STRIKE THREE
There's an article in today's New York Post- it's not online, for some reason- that notes the shrinking of Little League baseball:
- Rosters for Little League boys baseball and girls softball are down 10 percent nationmally in the last few years- from a peak of 2.99 million in 1997 to 2.68 million last year.
Coaches around New York agree that fewer kids have baseball fever.
Well, yeah, of course. This has been going on for a while, and Major League Baseball's turned a blind eye to it, praying that it'll turn around all by itself. It won't.
I love baseball, but it really does have some problems. Take, for example...:
1. It's boring. A kid raised on video games and hip-hop doesn't want to know from "moves at its own leisurely pace" and "unfolds slowly and tantalizingly." He just wants action, offense, movement. You get that with basketball. You get more than that with video games. Here's a little bit of an Electronic Games Monthly review of an upcoming game: "25 to Life thrusts you onto the mean streets, where you'll wake up to barking dogs, car alarms, and plenty of gunfire over the sounds of old-school and new-school hip-hop." If you're a suburban teen, which would YOU choose?
2. It's dad's. Dad wants you to play ball. You and your friends want X-Box and skateboards. You choose.
3. It's late. Baseball, like other pro sports, is starting games later and later, arrogantly assuming that they don't need younger viewers on school nights. But if those kids can't stay up to watch, are they going to even care about the sport?
4. It's lame. The NBA projects a sense of danger- tats, bling, trash talk. That's not to say all that's desirable on a moral level, but if you're a kid, who are you gonna follow, an attractively "dangerous" Sheed or Derek Jeter?
But it's not a recent thing- really, this has been developing for decades. I remember when ball fields were ALWAYS taken, sun-up to sundown. You had to fight your way on. The exodus started in the city- I remember driving through an inner-city Paterson neighborhood about 30 years ago with my Dad, and I can still hear him marvel at how the baseball fields were empty in mid-afternoon. Soon enough, they were empty in leafy suburban Wayne, too. Today, other than the actual Little League games on the weekend, the baseball fields around here in Southern California are wide open, year round. It's kinda sad, actually.

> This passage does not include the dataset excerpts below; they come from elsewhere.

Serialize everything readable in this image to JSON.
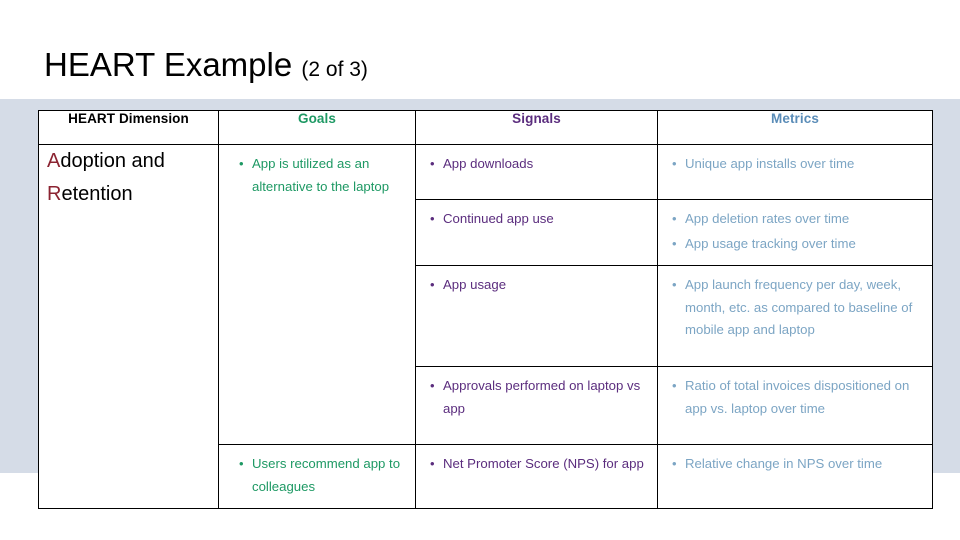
{
  "slide": {
    "title_main": "HEART Example ",
    "title_sub": "(2 of 3)"
  },
  "colors": {
    "goals": "#1e9964",
    "signals": "#5b2d7e",
    "metrics": "#7ca5c4",
    "dimension_accent": "#8b2331",
    "band": "#d5dce7"
  },
  "table": {
    "headers": {
      "dimension": "HEART Dimension",
      "goals": "Goals",
      "signals": "Signals",
      "metrics": "Metrics"
    },
    "dimension": {
      "accent_1": "A",
      "rest_1": "doption and",
      "accent_2": "R",
      "rest_2": "etention",
      "full": "Adoption and Retention"
    },
    "goals": [
      "App is utilized as an alternative to the laptop",
      "Users recommend app to colleagues"
    ],
    "rows": [
      {
        "signals": [
          "App downloads"
        ],
        "metrics": [
          "Unique app installs over time"
        ]
      },
      {
        "signals": [
          "Continued app use"
        ],
        "metrics": [
          "App deletion rates over time",
          "App usage tracking over time"
        ]
      },
      {
        "signals": [
          "App usage"
        ],
        "metrics": [
          "App launch frequency per day, week, month, etc. as compared to baseline of mobile app and laptop"
        ]
      },
      {
        "signals": [
          "Approvals performed on laptop vs app"
        ],
        "metrics": [
          "Ratio of total invoices dispositioned on app vs. laptop over time"
        ]
      },
      {
        "signals": [
          "Net Promoter Score (NPS) for app"
        ],
        "metrics": [
          "Relative change in NPS over time"
        ]
      }
    ]
  }
}
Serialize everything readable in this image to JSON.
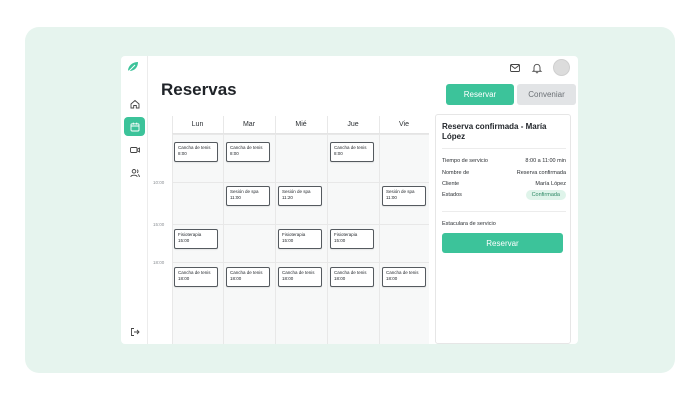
{
  "colors": {
    "accent": "#3cc39a",
    "background": "#e6f4ee",
    "badge_bg": "#dff4ea",
    "badge_text": "#2f8a66"
  },
  "icons": {
    "logo": "leaf-logo-icon",
    "nav": [
      "home-icon",
      "calendar-icon",
      "video-icon",
      "users-icon"
    ],
    "logout": "logout-icon",
    "top": [
      "mail-icon",
      "bell-icon"
    ]
  },
  "header": {
    "title": "Reservas",
    "reserve_button": "Reservar",
    "convene_button": "Conveniar"
  },
  "calendar": {
    "days": [
      "Lun",
      "Mar",
      "Mié",
      "Jue",
      "Vie"
    ],
    "time_labels": [
      "10:00",
      "15:00",
      "18:00"
    ],
    "events": [
      {
        "name": "Cancha de tenis",
        "time": "8:00"
      },
      {
        "name": "Cancha de tenis",
        "time": "8:00"
      },
      {
        "name": "Cancha de tenis",
        "time": "8:00"
      },
      {
        "name": "Sesión de spa",
        "time": "11:00"
      },
      {
        "name": "Sesión de spa",
        "time": "11:20"
      },
      {
        "name": "Sesión de spa",
        "time": "11:00"
      },
      {
        "name": "Fisioterapia",
        "time": "15:00"
      },
      {
        "name": "Fisioterapia",
        "time": "15:00"
      },
      {
        "name": "Fisioterapia",
        "time": "15:00"
      },
      {
        "name": "Cancha de tenis",
        "time": "18:00"
      },
      {
        "name": "Cancha de tenis",
        "time": "18:00"
      },
      {
        "name": "Cancha de tenis",
        "time": "18:00"
      },
      {
        "name": "Cancha de tenis",
        "time": "18:00"
      },
      {
        "name": "Cancha de tenis",
        "time": "18:00"
      }
    ]
  },
  "panel": {
    "title": "Reserva confirmada - María López",
    "rows": [
      {
        "label": "Tiempo de servicio",
        "value": "8:00 a 11:00 min"
      },
      {
        "label": "Nombre de",
        "value": "Reserva confirmada"
      },
      {
        "label": "Cliente",
        "value": "María López"
      },
      {
        "label": "Estados",
        "value": "Confirmada"
      }
    ],
    "section_label": "Estaculara de servicio",
    "button": "Reservar"
  }
}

On the other hand, there ARE plenty of baseball games for XBox, PS2, and GameCube. I saw one on ESPN, a critical and disapproving segment examining one game that involves players randomly fighting on the field for no apparent reason- you could have your player take a whack at someone as he goes around the bases. The narrator, the mother, the psychologist, the players all thought this was a terrible thing, and they're probably right. But I'm not sure baseball has a whole lot of options left to it. If it takes a video game that encourages fighting, well, that's what they'll do.
And if it's really popular, they'll do it for real. Hey, if hockey's on strike, there's an opening for it.